– Ja? Ale to' przecież dziewczyna mojego przyjaciela. – I całkiem naturalnie przychodzi mi mówienie o moim przyjacielu Pollo w czasie teraźniejszym, a to sprawia, że lepiej się czuję.
– Podobasz jej się. Step, wierz mi! Być może nawet próbowała cię poderwać. Zapamiętaj to sobie, jedna kobieta pozna się na drugiej. Wierz mi, Step. Tym bardziej że mnie akurat, na ogół, nad czym ubolewam, nic nie umknie.
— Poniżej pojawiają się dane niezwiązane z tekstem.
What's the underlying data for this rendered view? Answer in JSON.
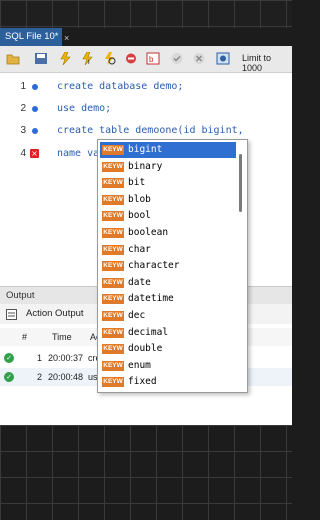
{
  "tab": {
    "title": "SQL File 10*",
    "close": "×"
  },
  "toolbar": {
    "limit_label": "Limit to 1000"
  },
  "editor": {
    "lines": [
      {
        "num": "1",
        "marker": "dot",
        "tokens": [
          {
            "t": "create database demo;",
            "k": "kw"
          }
        ]
      },
      {
        "num": "2",
        "marker": "dot",
        "tokens": [
          {
            "t": "use demo;",
            "k": "kw"
          }
        ]
      },
      {
        "num": "3",
        "marker": "dot",
        "tokens": [
          {
            "t": "create table demoone(id bigint,",
            "k": "kw"
          }
        ]
      },
      {
        "num": "4",
        "marker": "error",
        "tokens": [
          {
            "t": "name varchar(",
            "k": "kw"
          }
        ]
      }
    ]
  },
  "autocomplete": {
    "badge": "KEYW",
    "items": [
      "bigint",
      "binary",
      "bit",
      "blob",
      "bool",
      "boolean",
      "char",
      "character",
      "date",
      "datetime",
      "dec",
      "decimal",
      "double",
      "enum",
      "fixed"
    ],
    "selected_index": 0
  },
  "output": {
    "title": "Output",
    "selector_label": "Action Output",
    "columns": {
      "num": "#",
      "time": "Time",
      "action": "Ac"
    },
    "rows": [
      {
        "num": "1",
        "time": "20:00:37",
        "action": "cre"
      },
      {
        "num": "2",
        "time": "20:00:48",
        "action": "use"
      }
    ]
  }
}
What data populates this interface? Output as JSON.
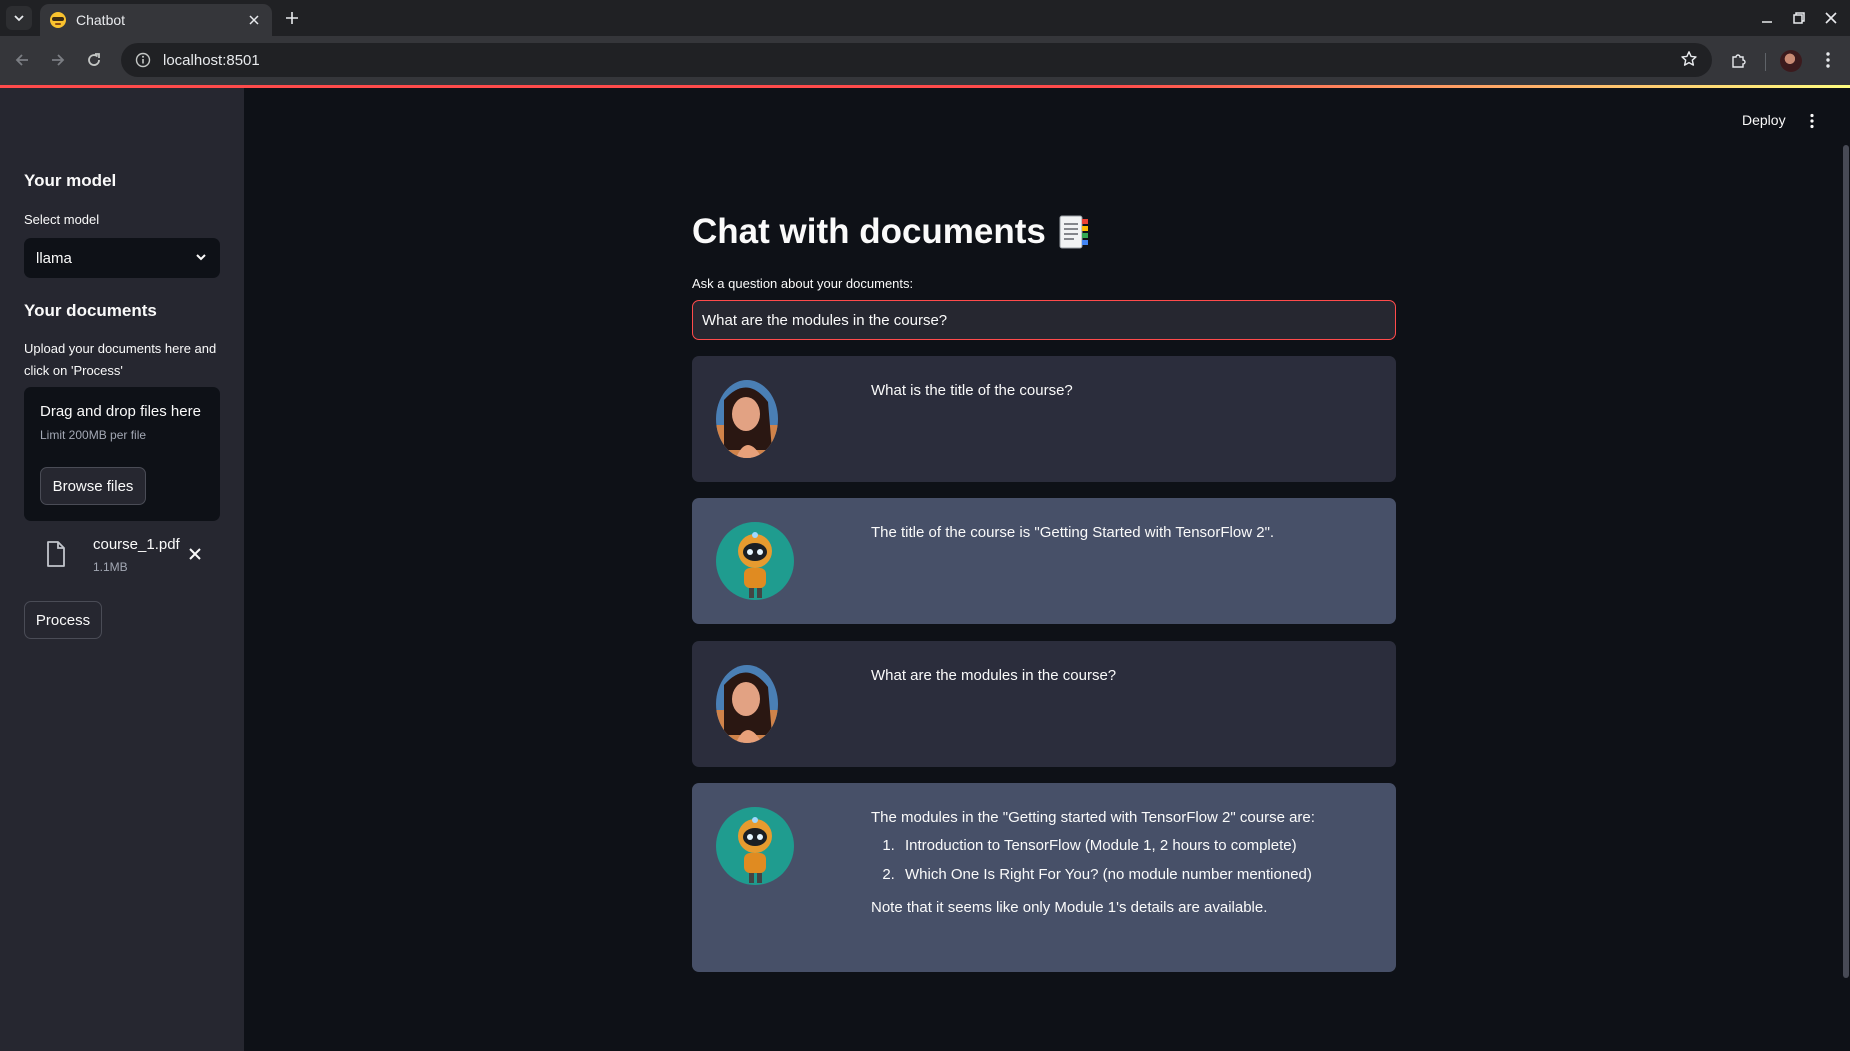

I zostawia mnie, pędzi przed siebie, chcąc w ten sposób odrobić siłownię, która jej przepadła. To prawda. Gin. Tobie nic nie umknie. No, czas najwyższy, by udać się na to zebranie realizatorów. A, i jeszcze jedno. Pallina nie zawsze ma rację.
Wchodzę do naszego pokoju, akurat w samą porę, by się załapać na taką oto scenkę. Renzo Micheli, Żmija, stoi przed Marcantoniem.
W ręku trzyma jakieś kartki i potrząsa nimi dokładnie w takim samym tempie, w jakim mówi. Wymachuje. Sesto i Toscani, Kocur & Kocur, siedzą z tyłu skuleni i chichoczą po cichu, na siebie co raz popatrując rozbawionym wzrokiem, nie bardzo wiadomo zresztą, co ich tak cieszy.
– Zrozumiałeś? Tylko mi więcej nie nawal! Miej się na baczności i ani mi się waż pomylić. Nie możesz sobie na to pozwolić. Jak ci coś mówię, to tak jest. Wyniki należy podawać w szeregu, od lewej do prawej strony, a nie w słupku.
– Ale ponieważ z Romanim nie mówiliśmy o tym, jak je wyświetlać, to pomyślałem…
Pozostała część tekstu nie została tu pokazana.